Es ist Teil der Zar-2-Zubereitung, mit der das Wachstum der Antennen von Erdbeeren und Erdbeeren begrenzt wird (Zusammensetzung: Chlorocholinchlorid - 40%; Essigsäure - 6,0%, Brillantgrün - 0,1%, Trinkwasser - bis zu 100,0% )

In der Chemie

In der analytischen Chemie wird Brilliant Green in Form von Sulfat zur photometrischen Bestimmung von B, V, Sb, Re, Au, Ta, Tl, Hg, Zn, die Teil einiger Anionen sind, zur spektrophotometrischen Bestimmung von Jod verwendet.

In der toxikologischen Chemie und forensischen Toxikologie wird es als hochwertiges Reagenz für Thalliumsalze eingesetzt.

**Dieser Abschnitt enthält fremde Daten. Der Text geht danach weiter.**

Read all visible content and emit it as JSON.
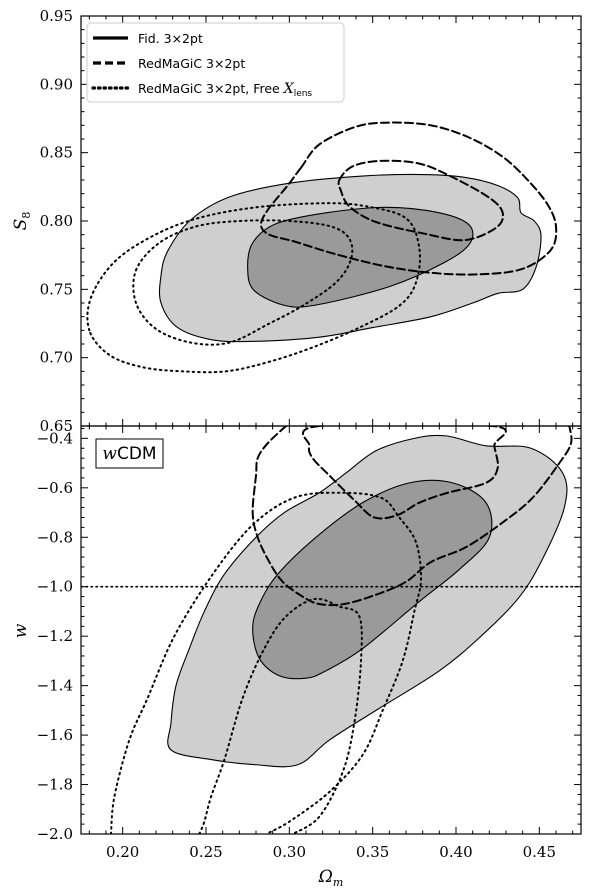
{
  "chart_data": [
    {
      "type": "contour",
      "panel": "top",
      "xlim": [
        0.175,
        0.475
      ],
      "ylim": [
        0.65,
        0.95
      ],
      "xlabel": "",
      "ylabel": "S8",
      "ylabel_main": "S",
      "ylabel_sub": "8",
      "xticks": [
        0.2,
        0.25,
        0.3,
        0.35,
        0.4,
        0.45
      ],
      "yticks": [
        0.65,
        0.7,
        0.75,
        0.8,
        0.85,
        0.9,
        0.95
      ],
      "ytick_labels": [
        "0.65",
        "0.70",
        "0.75",
        "0.80",
        "0.85",
        "0.90",
        "0.95"
      ],
      "legend": {
        "placement": "top-left",
        "entries": [
          {
            "label": "Fid. 3×2pt",
            "style": "solid"
          },
          {
            "label": "RedMaGiC 3×2pt",
            "style": "dashed"
          },
          {
            "label_main": "RedMaGiC 3×2pt, Free ",
            "label_math": "X",
            "label_sub": "lens",
            "style": "dotted"
          }
        ]
      },
      "series": [
        {
          "style": "solid",
          "level": "68%",
          "fill": "#9a9a9a",
          "points": [
            [
              0.278,
              0.784
            ],
            [
              0.292,
              0.798
            ],
            [
              0.322,
              0.806
            ],
            [
              0.358,
              0.81
            ],
            [
              0.39,
              0.806
            ],
            [
              0.408,
              0.797
            ],
            [
              0.408,
              0.783
            ],
            [
              0.392,
              0.769
            ],
            [
              0.36,
              0.752
            ],
            [
              0.318,
              0.739
            ],
            [
              0.298,
              0.738
            ],
            [
              0.279,
              0.749
            ],
            [
              0.275,
              0.765
            ]
          ]
        },
        {
          "style": "solid",
          "level": "95%",
          "fill": "#cfcfcf",
          "points": [
            [
              0.227,
              0.778
            ],
            [
              0.241,
              0.801
            ],
            [
              0.265,
              0.818
            ],
            [
              0.302,
              0.828
            ],
            [
              0.345,
              0.833
            ],
            [
              0.38,
              0.834
            ],
            [
              0.405,
              0.832
            ],
            [
              0.425,
              0.826
            ],
            [
              0.437,
              0.817
            ],
            [
              0.439,
              0.806
            ],
            [
              0.447,
              0.8
            ],
            [
              0.451,
              0.789
            ],
            [
              0.448,
              0.766
            ],
            [
              0.44,
              0.75
            ],
            [
              0.425,
              0.747
            ],
            [
              0.41,
              0.74
            ],
            [
              0.385,
              0.73
            ],
            [
              0.35,
              0.722
            ],
            [
              0.318,
              0.715
            ],
            [
              0.28,
              0.712
            ],
            [
              0.254,
              0.713
            ],
            [
              0.233,
              0.722
            ],
            [
              0.223,
              0.74
            ],
            [
              0.223,
              0.76
            ]
          ]
        },
        {
          "style": "dashed",
          "level": "68%",
          "points": [
            [
              0.33,
              0.83
            ],
            [
              0.338,
              0.84
            ],
            [
              0.355,
              0.844
            ],
            [
              0.378,
              0.842
            ],
            [
              0.398,
              0.832
            ],
            [
              0.42,
              0.817
            ],
            [
              0.428,
              0.806
            ],
            [
              0.424,
              0.795
            ],
            [
              0.405,
              0.786
            ],
            [
              0.38,
              0.791
            ],
            [
              0.358,
              0.797
            ],
            [
              0.345,
              0.803
            ],
            [
              0.335,
              0.812
            ],
            [
              0.331,
              0.822
            ]
          ]
        },
        {
          "style": "dashed",
          "level": "95%",
          "points": [
            [
              0.307,
              0.839
            ],
            [
              0.318,
              0.856
            ],
            [
              0.34,
              0.869
            ],
            [
              0.36,
              0.872
            ],
            [
              0.385,
              0.87
            ],
            [
              0.408,
              0.861
            ],
            [
              0.428,
              0.847
            ],
            [
              0.443,
              0.83
            ],
            [
              0.455,
              0.812
            ],
            [
              0.46,
              0.796
            ],
            [
              0.457,
              0.779
            ],
            [
              0.44,
              0.765
            ],
            [
              0.414,
              0.761
            ],
            [
              0.386,
              0.762
            ],
            [
              0.357,
              0.767
            ],
            [
              0.327,
              0.776
            ],
            [
              0.303,
              0.785
            ],
            [
              0.288,
              0.79
            ],
            [
              0.283,
              0.797
            ],
            [
              0.287,
              0.808
            ],
            [
              0.299,
              0.826
            ]
          ]
        },
        {
          "style": "dotted",
          "level": "68%",
          "points": [
            [
              0.208,
              0.764
            ],
            [
              0.222,
              0.784
            ],
            [
              0.244,
              0.796
            ],
            [
              0.27,
              0.8
            ],
            [
              0.3,
              0.8
            ],
            [
              0.325,
              0.796
            ],
            [
              0.336,
              0.787
            ],
            [
              0.337,
              0.772
            ],
            [
              0.328,
              0.755
            ],
            [
              0.308,
              0.738
            ],
            [
              0.288,
              0.725
            ],
            [
              0.264,
              0.711
            ],
            [
              0.241,
              0.711
            ],
            [
              0.22,
              0.721
            ],
            [
              0.208,
              0.74
            ]
          ]
        },
        {
          "style": "dotted",
          "level": "95%",
          "points": [
            [
              0.18,
              0.72
            ],
            [
              0.181,
              0.744
            ],
            [
              0.195,
              0.77
            ],
            [
              0.218,
              0.789
            ],
            [
              0.245,
              0.802
            ],
            [
              0.28,
              0.81
            ],
            [
              0.32,
              0.813
            ],
            [
              0.345,
              0.811
            ],
            [
              0.37,
              0.802
            ],
            [
              0.378,
              0.78
            ],
            [
              0.376,
              0.755
            ],
            [
              0.366,
              0.738
            ],
            [
              0.342,
              0.722
            ],
            [
              0.315,
              0.708
            ],
            [
              0.288,
              0.697
            ],
            [
              0.262,
              0.69
            ],
            [
              0.236,
              0.69
            ],
            [
              0.212,
              0.693
            ],
            [
              0.192,
              0.702
            ]
          ]
        }
      ]
    },
    {
      "type": "contour",
      "panel": "bottom",
      "xlim": [
        0.175,
        0.475
      ],
      "ylim": [
        -2.0,
        -0.35
      ],
      "xlabel": "Ωm",
      "xlabel_main": "Ω",
      "xlabel_sub": "m",
      "ylabel": "w",
      "panel_label_math": "w",
      "panel_label_text": "CDM",
      "xticks": [
        0.2,
        0.25,
        0.3,
        0.35,
        0.4,
        0.45
      ],
      "xtick_labels": [
        "0.20",
        "0.25",
        "0.30",
        "0.35",
        "0.40",
        "0.45"
      ],
      "yticks": [
        -2.0,
        -1.8,
        -1.6,
        -1.4,
        -1.2,
        -1.0,
        -0.8,
        -0.6,
        -0.4
      ],
      "ytick_labels": [
        "−2.0",
        "−1.8",
        "−1.6",
        "−1.4",
        "−1.2",
        "−1.0",
        "−0.8",
        "−0.6",
        "−0.4"
      ],
      "reference_line": {
        "y": -1.0,
        "style": "dotted"
      },
      "series": [
        {
          "style": "solid",
          "level": "68%",
          "fill": "#9a9a9a",
          "points": [
            [
              0.278,
              -1.17
            ],
            [
              0.282,
              -1.29
            ],
            [
              0.294,
              -1.36
            ],
            [
              0.31,
              -1.37
            ],
            [
              0.322,
              -1.34
            ],
            [
              0.344,
              -1.25
            ],
            [
              0.378,
              -1.06
            ],
            [
              0.402,
              -0.93
            ],
            [
              0.42,
              -0.8
            ],
            [
              0.418,
              -0.66
            ],
            [
              0.398,
              -0.58
            ],
            [
              0.372,
              -0.58
            ],
            [
              0.344,
              -0.66
            ],
            [
              0.316,
              -0.8
            ],
            [
              0.293,
              -0.95
            ],
            [
              0.282,
              -1.07
            ]
          ]
        },
        {
          "style": "solid",
          "level": "95%",
          "fill": "#cfcfcf",
          "points": [
            [
              0.229,
              -1.66
            ],
            [
              0.254,
              -1.7
            ],
            [
              0.28,
              -1.72
            ],
            [
              0.305,
              -1.72
            ],
            [
              0.324,
              -1.62
            ],
            [
              0.352,
              -1.5
            ],
            [
              0.39,
              -1.34
            ],
            [
              0.415,
              -1.2
            ],
            [
              0.437,
              -1.05
            ],
            [
              0.451,
              -0.9
            ],
            [
              0.465,
              -0.68
            ],
            [
              0.464,
              -0.54
            ],
            [
              0.445,
              -0.44
            ],
            [
              0.418,
              -0.43
            ],
            [
              0.394,
              -0.39
            ],
            [
              0.375,
              -0.4
            ],
            [
              0.352,
              -0.45
            ],
            [
              0.334,
              -0.54
            ],
            [
              0.318,
              -0.62
            ],
            [
              0.297,
              -0.7
            ],
            [
              0.28,
              -0.8
            ],
            [
              0.261,
              -0.95
            ],
            [
              0.249,
              -1.1
            ],
            [
              0.24,
              -1.25
            ],
            [
              0.232,
              -1.4
            ],
            [
              0.229,
              -1.55
            ]
          ]
        },
        {
          "style": "dashed",
          "level": "68%",
          "points": [
            [
              0.318,
              -0.35
            ],
            [
              0.312,
              -0.43
            ],
            [
              0.314,
              -0.48
            ],
            [
              0.324,
              -0.55
            ],
            [
              0.339,
              -0.65
            ],
            [
              0.351,
              -0.72
            ],
            [
              0.365,
              -0.71
            ],
            [
              0.378,
              -0.66
            ],
            [
              0.395,
              -0.62
            ],
            [
              0.418,
              -0.58
            ],
            [
              0.425,
              -0.52
            ],
            [
              0.423,
              -0.43
            ],
            [
              0.422,
              -0.35
            ]
          ]
        },
        {
          "style": "dashed",
          "level": "95%",
          "open": true,
          "points": [
            [
              0.298,
              -0.35
            ],
            [
              0.287,
              -0.42
            ],
            [
              0.281,
              -0.48
            ],
            [
              0.28,
              -0.55
            ],
            [
              0.278,
              -0.7
            ],
            [
              0.281,
              -0.8
            ],
            [
              0.288,
              -0.9
            ],
            [
              0.296,
              -0.98
            ],
            [
              0.308,
              -1.04
            ],
            [
              0.318,
              -1.07
            ],
            [
              0.333,
              -1.07
            ],
            [
              0.353,
              -1.03
            ],
            [
              0.37,
              -0.98
            ],
            [
              0.385,
              -0.9
            ],
            [
              0.406,
              -0.84
            ],
            [
              0.428,
              -0.74
            ],
            [
              0.446,
              -0.64
            ],
            [
              0.462,
              -0.5
            ],
            [
              0.469,
              -0.42
            ],
            [
              0.468,
              -0.35
            ]
          ]
        },
        {
          "style": "dotted",
          "level": "68%",
          "open": true,
          "points": [
            [
              0.246,
              -2.0
            ],
            [
              0.249,
              -1.95
            ],
            [
              0.253,
              -1.85
            ],
            [
              0.261,
              -1.7
            ],
            [
              0.272,
              -1.45
            ],
            [
              0.285,
              -1.25
            ],
            [
              0.298,
              -1.12
            ],
            [
              0.315,
              -1.05
            ],
            [
              0.33,
              -1.08
            ],
            [
              0.342,
              -1.12
            ],
            [
              0.343,
              -1.3
            ],
            [
              0.339,
              -1.55
            ],
            [
              0.332,
              -1.75
            ],
            [
              0.318,
              -1.93
            ],
            [
              0.302,
              -2.0
            ]
          ]
        },
        {
          "style": "dotted",
          "level": "95%",
          "open": true,
          "points": [
            [
              0.193,
              -2.0
            ],
            [
              0.195,
              -1.85
            ],
            [
              0.204,
              -1.62
            ],
            [
              0.215,
              -1.45
            ],
            [
              0.231,
              -1.2
            ],
            [
              0.254,
              -0.95
            ],
            [
              0.278,
              -0.75
            ],
            [
              0.303,
              -0.64
            ],
            [
              0.33,
              -0.62
            ],
            [
              0.355,
              -0.64
            ],
            [
              0.366,
              -0.72
            ],
            [
              0.376,
              -0.82
            ],
            [
              0.379,
              -0.97
            ],
            [
              0.375,
              -1.1
            ],
            [
              0.368,
              -1.3
            ],
            [
              0.356,
              -1.5
            ],
            [
              0.344,
              -1.68
            ],
            [
              0.324,
              -1.83
            ],
            [
              0.3,
              -1.95
            ],
            [
              0.286,
              -2.0
            ]
          ]
        }
      ]
    }
  ]
}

Wird auch als pH-Indikator für die Mikroskopie verwendet. mit einem Übergang von grün bei pH 0,1 zu gelb bei pH 2,6.

In der Kunst

Der Schriftsteller N.V. Gornov hat eine fantastische Geschichte „Diamond Green“.

Giftige Wirkung

Unter industriellen Bedingungen verursachen Arbeiter entzündliche Hautkrankheiten. Bei medizinischer Anwendung sind allergische Reaktionen möglich (Juckreiz, Urtikaria). Wenn es in die Schleimhaut der Augen gelangt, besteht ein Brennen, Tränenfluss und eine Verbrennung ist möglich.

Die absolut tödliche Dosis für weiße Ratten beträgt 0,05 g / kg.